Aus den dargelegten Gründen kommt es für die Entscheidung auf die Glaubwürdigkeit des Zeugen nicht mehr an. Sie müsste allerdings insgesamt, das heißt bezogen auf sein Aussageverhalten in beiden Instanzen, beurteilt werden, und zwar mit negativem Ergebnis. Der Senat hätte daher aufgrund des bei der Vernehmung gewonnenen persönlichen Eindrucks selbst dann erhebliche Zweifel, dem Zeugen zu folgen, wenn nicht bereits die erwähnten Umstände sie objektiv unglaubhaft erscheinen ließen. Denn unverkennbar hat der Zeuge A... es gezielt und in dem Bemühen um Vertuschung vermeiden wollen, an einer Klärung des Sachverhaltes mitzuwirken. Er hat sich im Verlauf seiner Vernehmung wiederholt darauf zurückgezogen, es gebe für ihn Wichtigeres als den streitigen Vorgang, und er habe sich von dem "ganzen Umfeld", so seine Formulierung, entfernt.
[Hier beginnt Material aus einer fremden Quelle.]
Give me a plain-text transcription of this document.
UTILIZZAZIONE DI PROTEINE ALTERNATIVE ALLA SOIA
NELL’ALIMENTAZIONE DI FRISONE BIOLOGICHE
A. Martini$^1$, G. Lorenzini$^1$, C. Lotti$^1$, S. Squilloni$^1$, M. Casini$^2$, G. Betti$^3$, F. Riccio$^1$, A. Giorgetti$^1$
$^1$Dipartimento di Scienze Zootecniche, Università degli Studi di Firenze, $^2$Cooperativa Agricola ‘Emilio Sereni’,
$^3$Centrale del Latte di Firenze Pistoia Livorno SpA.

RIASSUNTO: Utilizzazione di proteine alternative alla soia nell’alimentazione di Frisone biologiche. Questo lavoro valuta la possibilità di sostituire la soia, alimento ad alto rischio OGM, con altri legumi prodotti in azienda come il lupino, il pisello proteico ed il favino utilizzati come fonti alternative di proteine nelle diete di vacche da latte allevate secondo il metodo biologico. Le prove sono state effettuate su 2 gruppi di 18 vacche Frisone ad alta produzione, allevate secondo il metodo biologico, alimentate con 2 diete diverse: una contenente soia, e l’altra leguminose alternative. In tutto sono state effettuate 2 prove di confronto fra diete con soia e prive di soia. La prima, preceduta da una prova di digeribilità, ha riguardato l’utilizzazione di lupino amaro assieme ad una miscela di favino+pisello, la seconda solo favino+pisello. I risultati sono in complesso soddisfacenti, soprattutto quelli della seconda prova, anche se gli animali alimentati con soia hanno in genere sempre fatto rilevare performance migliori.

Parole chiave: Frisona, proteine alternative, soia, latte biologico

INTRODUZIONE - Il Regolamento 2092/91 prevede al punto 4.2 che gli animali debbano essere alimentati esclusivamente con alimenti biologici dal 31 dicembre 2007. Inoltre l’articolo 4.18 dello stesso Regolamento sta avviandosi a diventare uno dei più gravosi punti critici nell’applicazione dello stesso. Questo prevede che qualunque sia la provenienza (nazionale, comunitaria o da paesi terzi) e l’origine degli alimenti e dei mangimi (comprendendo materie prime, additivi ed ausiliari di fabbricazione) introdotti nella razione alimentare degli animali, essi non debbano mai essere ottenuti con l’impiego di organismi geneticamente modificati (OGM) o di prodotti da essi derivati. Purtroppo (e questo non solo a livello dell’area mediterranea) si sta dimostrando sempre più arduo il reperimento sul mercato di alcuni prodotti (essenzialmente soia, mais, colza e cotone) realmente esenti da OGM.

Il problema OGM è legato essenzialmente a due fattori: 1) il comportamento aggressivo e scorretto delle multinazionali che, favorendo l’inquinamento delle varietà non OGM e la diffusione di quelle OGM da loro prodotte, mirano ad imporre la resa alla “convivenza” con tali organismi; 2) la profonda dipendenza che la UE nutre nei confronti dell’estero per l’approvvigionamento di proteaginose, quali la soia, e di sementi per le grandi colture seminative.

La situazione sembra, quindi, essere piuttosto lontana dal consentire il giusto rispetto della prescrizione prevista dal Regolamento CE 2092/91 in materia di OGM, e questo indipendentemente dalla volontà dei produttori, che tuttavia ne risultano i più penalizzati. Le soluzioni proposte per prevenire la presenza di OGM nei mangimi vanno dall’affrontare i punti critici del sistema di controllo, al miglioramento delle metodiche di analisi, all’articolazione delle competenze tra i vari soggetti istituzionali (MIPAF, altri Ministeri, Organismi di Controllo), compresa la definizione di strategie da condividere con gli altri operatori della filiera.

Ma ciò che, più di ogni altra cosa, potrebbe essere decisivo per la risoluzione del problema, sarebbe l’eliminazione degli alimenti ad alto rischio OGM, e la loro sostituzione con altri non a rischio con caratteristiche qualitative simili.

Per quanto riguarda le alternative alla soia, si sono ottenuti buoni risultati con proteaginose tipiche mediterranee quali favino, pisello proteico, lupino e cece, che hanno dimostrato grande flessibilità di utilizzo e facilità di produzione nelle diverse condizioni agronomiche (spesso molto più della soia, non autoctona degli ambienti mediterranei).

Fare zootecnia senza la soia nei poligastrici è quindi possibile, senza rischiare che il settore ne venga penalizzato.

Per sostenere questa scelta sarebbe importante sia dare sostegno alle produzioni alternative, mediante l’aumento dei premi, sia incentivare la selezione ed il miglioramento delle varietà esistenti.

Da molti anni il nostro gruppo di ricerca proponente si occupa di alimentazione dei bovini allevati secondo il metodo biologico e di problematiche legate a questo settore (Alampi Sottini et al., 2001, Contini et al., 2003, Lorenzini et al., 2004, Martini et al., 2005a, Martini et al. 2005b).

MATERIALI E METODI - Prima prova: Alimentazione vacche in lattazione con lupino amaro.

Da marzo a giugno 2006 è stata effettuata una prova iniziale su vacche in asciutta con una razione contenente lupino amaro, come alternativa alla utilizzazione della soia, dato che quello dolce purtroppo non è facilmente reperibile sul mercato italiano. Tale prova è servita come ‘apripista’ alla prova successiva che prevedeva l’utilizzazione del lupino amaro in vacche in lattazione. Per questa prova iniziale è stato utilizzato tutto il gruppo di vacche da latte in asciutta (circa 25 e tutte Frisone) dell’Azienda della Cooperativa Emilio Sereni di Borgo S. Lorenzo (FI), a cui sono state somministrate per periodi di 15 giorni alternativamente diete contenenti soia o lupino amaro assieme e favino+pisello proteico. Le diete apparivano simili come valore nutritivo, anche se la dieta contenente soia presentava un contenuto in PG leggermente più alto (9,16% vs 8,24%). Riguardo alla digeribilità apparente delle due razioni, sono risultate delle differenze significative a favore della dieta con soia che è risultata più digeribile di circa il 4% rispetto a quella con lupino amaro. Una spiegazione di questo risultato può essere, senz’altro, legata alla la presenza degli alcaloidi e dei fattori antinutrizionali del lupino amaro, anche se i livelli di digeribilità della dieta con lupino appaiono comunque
Die Bekundung des Zeugen E... ist ebenfalls nicht geeignet, den vom Kläger geführten Beweis zu entkräften. Bereits das Landgericht ist ihr nicht gefolgt.

Auch er hat erklärt, sich zum jetzigen Zeitpunkt nicht mehr an die streitigen Geschehnisse erinnern zu können, er gehe aber davon aus, dass er die von der Kammer protokollierte Aussage gemacht und dass sie seiner damaligen Erinnerung entsprochen habe.

In dem angefochtenen Urteil wird im Einzelnen dargelegt, welche Gründe gegen die Glaubhaftigkeit der erstinstanzlich gemachten Aussage sprechen, insbesondere dass sie in sich widersprüchlich sei und der Zeuge versucht habe, Fragen des Gerichts auszuweichen. Insoweit schließt sich der Senat der Beweiswürdigung der Kammer an.

Somit ist die Glaubwürdigkeit auch dieses Zeugen nicht mehr von entscheidender Bedeutung. Indessen gelten gegen ihn die gleichen Bedenken wie gegen den Zeugen A.... Auch er hat die deutliche Tendenz erkennen lassen, dem Gericht einen Beitrag zur Klärung des streitigen Geschehens vorzuenthalten. Das wird nicht nur durch den Inhalt der vom Landgericht aufgenommenen Vernehmungsniederschrift belegt, sondern auch durch sein ausweichendes Verhalten während seiner Aussage vor dem Senat.

3.

Damit steht die widerrechtliche und vorsätzliche Körperverletzungshandlung des Beklagten zum Nachteil des Klägers fest.

Gleiches gilt für den vom Beklagten in beiden Instanzen in Abrede gestellten haftungsbegründenden Kausalzusammenhang zwischen der Tathandlung einerseits und den beim Kläger in der Folge festgestellten physischen Folgen andererseits. Insoweit folgt der Senat, ebenso wie schon die Strafkammer des Landgerichts Potsdam in dem gegen den Beklagten durchgeführten Strafverfahren, dessen Akten beigezogen und zum Gegenstand der mündlichen Verhandlung gemacht worden sind, dem ärztlichen Gutachten des gerichtlich bestellten Sachverständigen Sem....

IV.

Die Entscheidung über die Kosten des Verfahrens ist dem Landgericht vorzubehalten.

Die Voraussetzungen für die Zulassung der Revision nach § 543 Abs. 2 ZPO sind nicht gegeben. Die Rechtssache hat keine grundsätzliche Bedeutung. Schwierige Rechtsfragen stellen sich nicht. Das Urteil des Senats beruht entscheidend auf der Würdigung der in beiden Instanzen erhobenen Beweise und damit auf der Bewertung der besonderen Umstände des Streitfalls. Die Fortbildung des Rechts oder die Sicherung einer einheitlichen Rechtsprechung erfordern auch nicht eine Entscheidung des Bundesgerichtshofs. Der Senat weicht nicht von höchstrichterlicher oder anderer obergerichtlicher Rechtsprechung ab.